Dar es Salaam International Airport, Tanzania
In the luxuriously equipped cabin of the Dassault Falcon 50, the eight VIP passengers settled back in their seats as the plane taxied towards the runway for their short flight to Kigali. The private jet, a gift from Francois Mitterrand, the French president, to Juvénal Habiyarimana, the Rwandan Hutu president, was carrying them back from a one-day summit meeting of regional African leaders in Dar es Salaam. In addition to Habiyarimana, there were three senior members of his cabinet and his personal doctor, as well as Cyprien Ntaryamira, the newly elected president of Burundi, with two members of his government.
There was only one flight attendant on board, Marie-Ange Lemurier, a shapely black woman from the French island of Réunion, with thick brown burnished hair. A young aide de camp, Benoît Umotomi, seconded as a security officer, was sitting beside her in the spare flight attendant’s seat. His name was a throw-back to the fifty years of occupation by Belgium which Rwanda had suffered prior to independence in 1962.

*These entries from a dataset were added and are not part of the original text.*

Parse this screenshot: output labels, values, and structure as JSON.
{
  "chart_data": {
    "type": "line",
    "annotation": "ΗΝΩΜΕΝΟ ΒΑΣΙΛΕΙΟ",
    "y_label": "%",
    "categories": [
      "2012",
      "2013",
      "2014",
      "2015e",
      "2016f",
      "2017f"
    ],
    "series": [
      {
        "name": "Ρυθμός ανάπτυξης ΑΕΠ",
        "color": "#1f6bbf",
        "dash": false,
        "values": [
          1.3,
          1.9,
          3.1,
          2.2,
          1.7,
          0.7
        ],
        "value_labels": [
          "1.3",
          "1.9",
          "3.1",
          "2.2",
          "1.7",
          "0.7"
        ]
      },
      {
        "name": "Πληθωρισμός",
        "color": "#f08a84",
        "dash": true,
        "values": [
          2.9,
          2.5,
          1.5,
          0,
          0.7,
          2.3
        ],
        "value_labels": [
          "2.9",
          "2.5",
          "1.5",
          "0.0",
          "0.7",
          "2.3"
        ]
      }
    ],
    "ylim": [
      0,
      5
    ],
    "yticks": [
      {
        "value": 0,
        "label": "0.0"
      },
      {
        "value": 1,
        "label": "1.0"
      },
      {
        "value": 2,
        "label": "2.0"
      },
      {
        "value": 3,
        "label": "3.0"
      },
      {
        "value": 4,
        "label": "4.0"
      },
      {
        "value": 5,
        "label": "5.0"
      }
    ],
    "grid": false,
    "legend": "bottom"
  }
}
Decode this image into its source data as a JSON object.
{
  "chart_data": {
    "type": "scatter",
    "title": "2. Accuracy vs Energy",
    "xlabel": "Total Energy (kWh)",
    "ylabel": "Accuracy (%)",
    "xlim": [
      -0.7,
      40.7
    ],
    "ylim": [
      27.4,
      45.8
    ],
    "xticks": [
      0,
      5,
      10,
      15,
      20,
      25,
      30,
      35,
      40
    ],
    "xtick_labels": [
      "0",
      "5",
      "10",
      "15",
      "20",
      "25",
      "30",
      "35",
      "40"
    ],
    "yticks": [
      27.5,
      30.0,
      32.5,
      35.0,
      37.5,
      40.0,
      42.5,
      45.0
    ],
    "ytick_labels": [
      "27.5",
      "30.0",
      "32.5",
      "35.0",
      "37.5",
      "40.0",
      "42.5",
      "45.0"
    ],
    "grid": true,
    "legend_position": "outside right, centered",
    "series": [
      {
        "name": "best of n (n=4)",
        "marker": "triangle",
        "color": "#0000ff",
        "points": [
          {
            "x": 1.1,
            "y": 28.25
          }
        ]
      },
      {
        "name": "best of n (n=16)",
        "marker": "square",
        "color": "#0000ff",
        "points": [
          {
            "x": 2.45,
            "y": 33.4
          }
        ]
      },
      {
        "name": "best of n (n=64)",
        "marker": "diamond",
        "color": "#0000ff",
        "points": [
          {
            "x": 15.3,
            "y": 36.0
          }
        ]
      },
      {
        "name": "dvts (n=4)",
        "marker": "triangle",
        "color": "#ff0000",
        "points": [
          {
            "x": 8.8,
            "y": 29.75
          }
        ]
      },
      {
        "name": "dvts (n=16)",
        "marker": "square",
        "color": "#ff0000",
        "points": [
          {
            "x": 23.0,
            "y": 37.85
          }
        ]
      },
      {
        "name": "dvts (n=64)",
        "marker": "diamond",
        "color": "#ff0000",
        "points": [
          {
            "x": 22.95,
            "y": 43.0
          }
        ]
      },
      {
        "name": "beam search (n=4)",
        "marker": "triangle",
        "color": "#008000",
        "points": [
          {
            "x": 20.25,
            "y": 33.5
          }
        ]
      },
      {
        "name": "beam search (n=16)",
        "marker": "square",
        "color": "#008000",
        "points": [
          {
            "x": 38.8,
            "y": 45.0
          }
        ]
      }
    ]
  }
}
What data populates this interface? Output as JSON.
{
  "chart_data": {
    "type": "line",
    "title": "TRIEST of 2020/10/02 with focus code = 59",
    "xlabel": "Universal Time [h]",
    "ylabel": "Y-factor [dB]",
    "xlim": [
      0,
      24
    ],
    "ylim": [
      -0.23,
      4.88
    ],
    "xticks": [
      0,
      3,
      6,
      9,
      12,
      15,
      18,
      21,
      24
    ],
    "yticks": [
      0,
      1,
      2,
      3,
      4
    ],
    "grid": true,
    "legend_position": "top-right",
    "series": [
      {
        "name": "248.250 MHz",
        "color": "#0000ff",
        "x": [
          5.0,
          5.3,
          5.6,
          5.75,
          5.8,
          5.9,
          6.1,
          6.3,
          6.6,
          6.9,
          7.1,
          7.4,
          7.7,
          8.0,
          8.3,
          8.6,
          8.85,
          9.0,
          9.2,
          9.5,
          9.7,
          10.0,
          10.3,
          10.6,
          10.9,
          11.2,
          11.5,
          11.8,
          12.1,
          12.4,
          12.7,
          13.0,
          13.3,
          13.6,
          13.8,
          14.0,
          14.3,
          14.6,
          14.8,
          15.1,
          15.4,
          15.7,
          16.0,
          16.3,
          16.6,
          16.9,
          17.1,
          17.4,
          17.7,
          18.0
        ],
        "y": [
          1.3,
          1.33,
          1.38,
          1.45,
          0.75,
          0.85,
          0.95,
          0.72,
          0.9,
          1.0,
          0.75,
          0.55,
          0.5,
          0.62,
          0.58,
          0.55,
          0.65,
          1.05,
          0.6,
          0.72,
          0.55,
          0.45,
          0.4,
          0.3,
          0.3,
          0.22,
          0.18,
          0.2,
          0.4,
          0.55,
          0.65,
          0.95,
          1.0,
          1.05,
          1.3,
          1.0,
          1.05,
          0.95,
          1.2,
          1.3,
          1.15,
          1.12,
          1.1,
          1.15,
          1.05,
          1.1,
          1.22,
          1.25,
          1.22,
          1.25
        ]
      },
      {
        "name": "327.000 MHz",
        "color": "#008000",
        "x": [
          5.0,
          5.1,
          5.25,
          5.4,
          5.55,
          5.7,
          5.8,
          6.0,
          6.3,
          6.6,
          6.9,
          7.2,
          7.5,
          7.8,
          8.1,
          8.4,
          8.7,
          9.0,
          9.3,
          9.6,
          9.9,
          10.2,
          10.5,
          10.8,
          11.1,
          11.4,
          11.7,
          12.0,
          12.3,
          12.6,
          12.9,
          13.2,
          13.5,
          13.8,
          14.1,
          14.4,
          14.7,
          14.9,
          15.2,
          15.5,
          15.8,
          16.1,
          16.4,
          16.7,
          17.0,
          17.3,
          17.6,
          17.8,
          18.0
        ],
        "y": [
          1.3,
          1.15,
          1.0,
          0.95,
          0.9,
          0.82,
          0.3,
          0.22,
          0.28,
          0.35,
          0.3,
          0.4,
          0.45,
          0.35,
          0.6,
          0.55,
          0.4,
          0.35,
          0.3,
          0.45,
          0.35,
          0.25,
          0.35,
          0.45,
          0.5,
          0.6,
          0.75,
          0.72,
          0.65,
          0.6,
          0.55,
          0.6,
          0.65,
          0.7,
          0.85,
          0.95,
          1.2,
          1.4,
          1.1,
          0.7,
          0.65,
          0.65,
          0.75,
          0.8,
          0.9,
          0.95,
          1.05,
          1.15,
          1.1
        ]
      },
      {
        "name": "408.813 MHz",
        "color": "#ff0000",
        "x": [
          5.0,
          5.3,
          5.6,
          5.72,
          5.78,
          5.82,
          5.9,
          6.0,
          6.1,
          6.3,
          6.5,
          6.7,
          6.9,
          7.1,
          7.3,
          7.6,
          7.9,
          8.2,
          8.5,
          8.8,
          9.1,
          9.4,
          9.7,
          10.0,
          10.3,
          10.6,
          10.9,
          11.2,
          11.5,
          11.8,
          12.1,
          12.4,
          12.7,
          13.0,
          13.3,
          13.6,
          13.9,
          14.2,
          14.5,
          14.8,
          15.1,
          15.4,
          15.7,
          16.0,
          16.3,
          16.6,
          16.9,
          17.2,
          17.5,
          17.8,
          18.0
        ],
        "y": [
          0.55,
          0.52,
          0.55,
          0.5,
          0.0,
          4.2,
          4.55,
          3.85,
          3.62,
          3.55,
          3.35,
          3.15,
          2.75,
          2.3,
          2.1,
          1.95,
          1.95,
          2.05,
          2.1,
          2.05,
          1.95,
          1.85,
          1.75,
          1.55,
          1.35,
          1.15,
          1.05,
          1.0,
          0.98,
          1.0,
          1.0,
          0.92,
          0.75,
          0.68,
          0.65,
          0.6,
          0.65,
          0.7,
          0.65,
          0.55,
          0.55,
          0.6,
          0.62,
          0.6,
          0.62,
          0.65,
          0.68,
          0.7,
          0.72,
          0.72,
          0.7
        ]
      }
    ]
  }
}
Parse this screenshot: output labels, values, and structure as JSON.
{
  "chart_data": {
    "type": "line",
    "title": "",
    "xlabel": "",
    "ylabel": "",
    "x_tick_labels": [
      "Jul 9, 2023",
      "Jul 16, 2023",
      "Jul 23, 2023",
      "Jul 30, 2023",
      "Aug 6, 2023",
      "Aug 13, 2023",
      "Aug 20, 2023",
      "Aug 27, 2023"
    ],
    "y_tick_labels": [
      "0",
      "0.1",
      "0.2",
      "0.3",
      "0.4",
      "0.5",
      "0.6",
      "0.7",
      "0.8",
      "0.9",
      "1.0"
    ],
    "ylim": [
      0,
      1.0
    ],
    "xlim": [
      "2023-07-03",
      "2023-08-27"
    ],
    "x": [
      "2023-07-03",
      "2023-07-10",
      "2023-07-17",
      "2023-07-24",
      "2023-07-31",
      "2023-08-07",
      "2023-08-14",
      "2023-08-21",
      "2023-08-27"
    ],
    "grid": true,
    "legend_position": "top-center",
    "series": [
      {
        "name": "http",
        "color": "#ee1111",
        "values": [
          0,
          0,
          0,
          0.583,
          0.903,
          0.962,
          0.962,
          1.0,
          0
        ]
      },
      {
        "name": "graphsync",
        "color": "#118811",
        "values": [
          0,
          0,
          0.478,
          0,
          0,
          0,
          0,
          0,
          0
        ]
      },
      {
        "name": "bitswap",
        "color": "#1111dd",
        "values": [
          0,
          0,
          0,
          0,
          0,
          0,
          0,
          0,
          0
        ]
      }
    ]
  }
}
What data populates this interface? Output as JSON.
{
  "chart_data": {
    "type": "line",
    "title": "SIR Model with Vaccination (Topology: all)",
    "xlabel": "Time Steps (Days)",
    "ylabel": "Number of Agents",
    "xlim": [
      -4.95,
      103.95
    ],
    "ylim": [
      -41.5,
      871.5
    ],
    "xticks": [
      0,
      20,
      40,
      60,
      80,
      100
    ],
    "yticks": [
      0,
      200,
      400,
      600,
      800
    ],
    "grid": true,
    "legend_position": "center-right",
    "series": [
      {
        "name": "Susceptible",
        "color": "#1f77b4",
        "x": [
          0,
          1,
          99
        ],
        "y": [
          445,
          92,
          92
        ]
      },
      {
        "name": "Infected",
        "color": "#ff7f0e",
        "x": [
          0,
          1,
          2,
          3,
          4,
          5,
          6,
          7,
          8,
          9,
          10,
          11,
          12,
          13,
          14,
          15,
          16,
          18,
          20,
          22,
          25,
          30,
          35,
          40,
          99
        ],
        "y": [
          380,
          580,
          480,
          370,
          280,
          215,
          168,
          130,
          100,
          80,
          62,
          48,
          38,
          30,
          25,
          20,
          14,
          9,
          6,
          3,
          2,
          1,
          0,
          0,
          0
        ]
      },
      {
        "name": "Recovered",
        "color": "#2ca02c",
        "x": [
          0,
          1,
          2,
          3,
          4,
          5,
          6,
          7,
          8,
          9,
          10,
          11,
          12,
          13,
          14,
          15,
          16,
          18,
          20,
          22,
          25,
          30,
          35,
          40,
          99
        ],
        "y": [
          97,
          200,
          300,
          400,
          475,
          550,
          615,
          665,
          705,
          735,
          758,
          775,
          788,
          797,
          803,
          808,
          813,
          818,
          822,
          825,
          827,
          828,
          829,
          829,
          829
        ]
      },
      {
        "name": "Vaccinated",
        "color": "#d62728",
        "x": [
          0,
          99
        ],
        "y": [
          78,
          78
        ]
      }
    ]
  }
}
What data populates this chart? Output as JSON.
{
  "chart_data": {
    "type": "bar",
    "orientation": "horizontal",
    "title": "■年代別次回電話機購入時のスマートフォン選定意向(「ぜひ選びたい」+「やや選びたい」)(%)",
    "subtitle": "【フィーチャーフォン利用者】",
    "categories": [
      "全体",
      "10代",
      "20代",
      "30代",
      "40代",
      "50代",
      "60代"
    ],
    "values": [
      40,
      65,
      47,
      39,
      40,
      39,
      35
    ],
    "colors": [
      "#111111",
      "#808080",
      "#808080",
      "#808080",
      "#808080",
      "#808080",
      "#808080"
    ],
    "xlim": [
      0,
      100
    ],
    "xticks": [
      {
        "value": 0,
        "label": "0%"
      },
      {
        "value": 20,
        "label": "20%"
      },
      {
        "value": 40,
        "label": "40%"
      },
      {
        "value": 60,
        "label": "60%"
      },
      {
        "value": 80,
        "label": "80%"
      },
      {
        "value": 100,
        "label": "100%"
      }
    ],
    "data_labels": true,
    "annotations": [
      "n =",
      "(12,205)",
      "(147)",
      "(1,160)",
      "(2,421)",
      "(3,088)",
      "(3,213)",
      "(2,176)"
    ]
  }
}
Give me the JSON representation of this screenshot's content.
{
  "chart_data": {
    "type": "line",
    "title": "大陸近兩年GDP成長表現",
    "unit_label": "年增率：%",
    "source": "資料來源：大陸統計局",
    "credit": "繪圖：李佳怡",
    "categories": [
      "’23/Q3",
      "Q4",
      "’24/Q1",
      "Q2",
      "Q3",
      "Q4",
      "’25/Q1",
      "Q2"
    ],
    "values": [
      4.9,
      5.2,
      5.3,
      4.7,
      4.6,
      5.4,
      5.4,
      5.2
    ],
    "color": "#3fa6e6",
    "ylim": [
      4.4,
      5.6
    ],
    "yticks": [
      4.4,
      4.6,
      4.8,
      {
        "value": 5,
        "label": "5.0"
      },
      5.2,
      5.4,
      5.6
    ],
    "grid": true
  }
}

The purpose of the summit meeting had been formally announced as a debate on the problems faced by Burundi since the assassination of the previous Hutu president, Melchior Ndadaye, after only two months in office. However, Habiyarimana had been mercilessly harassed once again by his African counterparts for his prevarication over the signing of the Arusha Peace Accords. This agreement, which was effectively a power sharing coalition between the Rwandan Hutu government and the Tutsi Patriotic Front, had been published in August 1993, but never signed by Habiyarimana and it seemed it never would be. The presence in Rwanda of the French and Belgian UNamir peace-keeping force was a sign, albeit a feeble sign, of the interest of the international community, but more especially the UN, to avoid yet another African disaster, but it wasn’t yet working.